2007 Episode 2: Made In Dunedin / Seraphine Pick
Made In Dunedin
The last time gothic, faraway Dunedin was troubled by the suggestion that it might be a trendy and fashionable place was nearly quarter of a century ago when it kick-started New Zealand's alternative rock revolution with bands like The Clean, The Chills, The Verlaines and a dozen more.
And it's happening again - though in a much more surprising way
than music.
Dress-to-depress Dunedin might seem an unlikely setting for a
cutting-edge fashion industry, but suddenly that's just what it
seems to be, with more than two dozen fashion designers now based
in the city, furiously working on influencing the way women dress
across New Zealand - and, in some cases, across the world.
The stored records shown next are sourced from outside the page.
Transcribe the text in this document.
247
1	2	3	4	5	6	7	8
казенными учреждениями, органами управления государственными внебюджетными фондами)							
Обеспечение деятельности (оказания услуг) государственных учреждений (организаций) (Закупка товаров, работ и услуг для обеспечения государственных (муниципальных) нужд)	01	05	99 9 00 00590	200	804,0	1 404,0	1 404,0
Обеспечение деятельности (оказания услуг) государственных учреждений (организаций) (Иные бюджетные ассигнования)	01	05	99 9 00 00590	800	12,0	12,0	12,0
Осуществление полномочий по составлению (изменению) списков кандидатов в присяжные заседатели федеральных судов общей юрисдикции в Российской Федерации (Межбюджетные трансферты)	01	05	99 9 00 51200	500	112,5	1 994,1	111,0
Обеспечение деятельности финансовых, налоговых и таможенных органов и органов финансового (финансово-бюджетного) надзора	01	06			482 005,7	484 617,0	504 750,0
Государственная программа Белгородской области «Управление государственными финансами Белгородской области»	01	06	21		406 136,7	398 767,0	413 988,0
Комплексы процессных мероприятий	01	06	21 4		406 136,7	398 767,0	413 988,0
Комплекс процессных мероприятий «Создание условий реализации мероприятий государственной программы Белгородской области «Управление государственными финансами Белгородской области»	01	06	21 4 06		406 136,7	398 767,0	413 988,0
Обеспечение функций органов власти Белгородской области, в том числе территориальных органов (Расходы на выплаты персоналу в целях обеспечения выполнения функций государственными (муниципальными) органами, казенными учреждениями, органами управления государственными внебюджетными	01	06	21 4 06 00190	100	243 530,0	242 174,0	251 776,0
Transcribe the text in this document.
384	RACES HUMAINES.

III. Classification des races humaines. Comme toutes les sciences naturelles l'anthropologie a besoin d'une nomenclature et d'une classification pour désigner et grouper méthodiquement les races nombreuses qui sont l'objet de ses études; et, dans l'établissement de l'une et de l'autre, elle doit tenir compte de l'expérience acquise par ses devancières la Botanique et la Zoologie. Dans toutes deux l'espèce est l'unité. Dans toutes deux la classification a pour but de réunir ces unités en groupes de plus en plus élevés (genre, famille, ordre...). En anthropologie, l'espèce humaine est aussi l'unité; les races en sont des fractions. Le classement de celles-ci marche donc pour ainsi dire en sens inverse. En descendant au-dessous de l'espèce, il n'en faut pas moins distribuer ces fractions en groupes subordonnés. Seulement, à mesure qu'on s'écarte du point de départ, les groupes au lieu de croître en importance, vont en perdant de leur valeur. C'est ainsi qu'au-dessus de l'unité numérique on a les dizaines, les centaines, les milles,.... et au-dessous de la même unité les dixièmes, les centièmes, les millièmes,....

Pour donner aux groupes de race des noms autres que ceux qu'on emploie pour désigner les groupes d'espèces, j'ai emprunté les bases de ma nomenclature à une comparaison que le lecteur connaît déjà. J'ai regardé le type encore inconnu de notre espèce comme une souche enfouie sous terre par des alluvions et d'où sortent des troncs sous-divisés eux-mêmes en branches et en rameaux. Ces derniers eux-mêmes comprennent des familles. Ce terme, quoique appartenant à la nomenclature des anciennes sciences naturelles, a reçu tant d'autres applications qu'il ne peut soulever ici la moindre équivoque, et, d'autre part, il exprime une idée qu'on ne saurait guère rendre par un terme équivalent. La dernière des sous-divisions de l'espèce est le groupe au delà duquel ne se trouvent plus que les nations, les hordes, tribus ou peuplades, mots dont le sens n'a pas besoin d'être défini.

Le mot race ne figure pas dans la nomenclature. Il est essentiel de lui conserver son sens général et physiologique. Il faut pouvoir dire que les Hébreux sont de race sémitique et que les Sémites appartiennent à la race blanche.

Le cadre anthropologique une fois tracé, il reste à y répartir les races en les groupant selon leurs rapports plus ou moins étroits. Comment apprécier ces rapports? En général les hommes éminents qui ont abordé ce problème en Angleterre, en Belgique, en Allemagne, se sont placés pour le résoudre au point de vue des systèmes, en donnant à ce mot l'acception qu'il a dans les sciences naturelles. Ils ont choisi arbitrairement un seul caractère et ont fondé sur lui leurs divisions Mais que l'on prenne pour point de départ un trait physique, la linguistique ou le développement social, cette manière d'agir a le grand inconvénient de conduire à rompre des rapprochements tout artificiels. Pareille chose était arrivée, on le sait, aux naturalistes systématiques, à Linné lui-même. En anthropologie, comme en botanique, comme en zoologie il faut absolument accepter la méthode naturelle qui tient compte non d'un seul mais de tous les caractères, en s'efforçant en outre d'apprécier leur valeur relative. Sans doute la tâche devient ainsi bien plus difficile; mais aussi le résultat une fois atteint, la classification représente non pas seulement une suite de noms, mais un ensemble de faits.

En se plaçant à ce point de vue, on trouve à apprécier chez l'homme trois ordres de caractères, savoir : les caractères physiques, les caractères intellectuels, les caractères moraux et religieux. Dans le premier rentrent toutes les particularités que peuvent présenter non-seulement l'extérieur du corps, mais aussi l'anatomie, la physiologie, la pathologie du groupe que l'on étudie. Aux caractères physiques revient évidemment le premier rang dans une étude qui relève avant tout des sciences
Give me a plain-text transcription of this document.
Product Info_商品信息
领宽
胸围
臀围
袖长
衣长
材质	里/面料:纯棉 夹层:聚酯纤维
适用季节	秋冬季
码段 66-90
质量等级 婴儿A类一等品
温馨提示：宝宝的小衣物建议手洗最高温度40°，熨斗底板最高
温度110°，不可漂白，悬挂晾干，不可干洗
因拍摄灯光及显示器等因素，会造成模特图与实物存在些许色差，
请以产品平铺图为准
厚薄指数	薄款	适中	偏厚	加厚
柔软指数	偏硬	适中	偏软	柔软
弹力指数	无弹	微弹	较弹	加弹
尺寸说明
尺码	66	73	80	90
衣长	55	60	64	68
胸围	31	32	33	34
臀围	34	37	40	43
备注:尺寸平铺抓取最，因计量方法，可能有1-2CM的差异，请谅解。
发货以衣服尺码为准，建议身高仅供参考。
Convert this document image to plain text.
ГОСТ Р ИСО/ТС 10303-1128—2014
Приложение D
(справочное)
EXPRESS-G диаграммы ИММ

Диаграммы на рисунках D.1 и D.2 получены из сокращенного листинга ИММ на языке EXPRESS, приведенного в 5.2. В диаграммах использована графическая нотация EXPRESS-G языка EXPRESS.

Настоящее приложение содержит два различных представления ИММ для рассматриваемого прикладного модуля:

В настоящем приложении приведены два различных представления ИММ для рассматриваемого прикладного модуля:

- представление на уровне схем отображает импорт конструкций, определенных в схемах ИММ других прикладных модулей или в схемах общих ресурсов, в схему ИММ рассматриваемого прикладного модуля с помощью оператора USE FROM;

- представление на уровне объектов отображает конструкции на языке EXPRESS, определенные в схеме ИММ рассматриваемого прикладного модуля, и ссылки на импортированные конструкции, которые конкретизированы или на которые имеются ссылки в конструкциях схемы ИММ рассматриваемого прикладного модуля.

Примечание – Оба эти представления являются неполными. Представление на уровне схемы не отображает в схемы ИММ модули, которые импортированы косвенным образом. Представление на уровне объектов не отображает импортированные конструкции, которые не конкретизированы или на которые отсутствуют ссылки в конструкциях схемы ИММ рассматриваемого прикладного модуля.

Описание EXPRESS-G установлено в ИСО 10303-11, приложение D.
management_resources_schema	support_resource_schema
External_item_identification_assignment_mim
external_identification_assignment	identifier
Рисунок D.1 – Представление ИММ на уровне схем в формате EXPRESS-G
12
For the last two decade, labels like NOM*D and Carlson have helped to secure Dunedin's fashion reputation overseas as a force to be reckoned with. And more labels have swiftly followed.
In part, the Dunedin labels owe their style aesthetic to their birthplace. The rugged coastline, the alternative music scene, the gothic atmosphere, the low overheads and the newly-established degree course in fashion design offered at Otago Polytechnic that's attracting some of New Zealand's most exciting fabric creatives. Not to mention the fashion incubator now operating locally.
Dunedin is literally bursting at the seams with eager-to-impress designers. With affordable work rooms smack bang in the middle of the CBD and willing mentors like NOM*D's Margi Robertson encouraging them to take risks and develop their own style, this new wave of designers is happy to stay put.
Made in Dunedin takes a stylish, music-filled look at Dunedin's fashion explosion, talking to designers like Tanya Carlson, Veronica Keucke and Juliet Fay and discovering this isn't a new experience for the city. In the 1800s, Dunedin was dubbed the "City of Style", being the place Auckland ladies of the day visited for their fashion needs.
Seraphine Pick
Séraphine Pick has haunted the New Zealand art world with
a constantly changing stream of emotionally charged paintings for
more than a decade. They are often faces, figures or domestic
objects, alone or in surprising collage, sometimes fragmented as if
strained by memory.
This film shows the work and life of this prominent Wellington
painter. It was filmed while Séraphine was painting Phantom
Limb, the work which eventually won her first prize in this year's
Norsewear Art Awards. By weaving an informal retrospective of her
art with documentary footage of her working life, (including some
extraordinarily intimate painting sequences) this film successfully
evokes the private internal world of Séraphine Pick the
painter.
Pick was born in Kawakawa, Bay of Islands, Northland and graduated
with a Bachelor of Fine Arts in painting from Ilam School of Fine
Arts, University of Canterbury in 1988.
In 1994 she was the recipient of the Olivia Spencer Bower
Foundation Art Award, and in 1995 she was the Rita Angus Artist in
Residence in Wellington.
In 1999 Pick was awarded the Frances Hodgkins Fellowship and since
that time the artist has lived in Dunedin, moving to Wellington at
the beginning of this year.
Her art is held in the majority of public art collections in New
Zealand including Te Papa Tongarewa: Museum of New Zealand,
McDougall Art Gallery, Christchurch, Dunedin Public Art Gallery,
Govett Brewster Art Gallery, New Plymouth, Chartwell Trust
Collection, Auckland and the Fletcher Challenge Collection.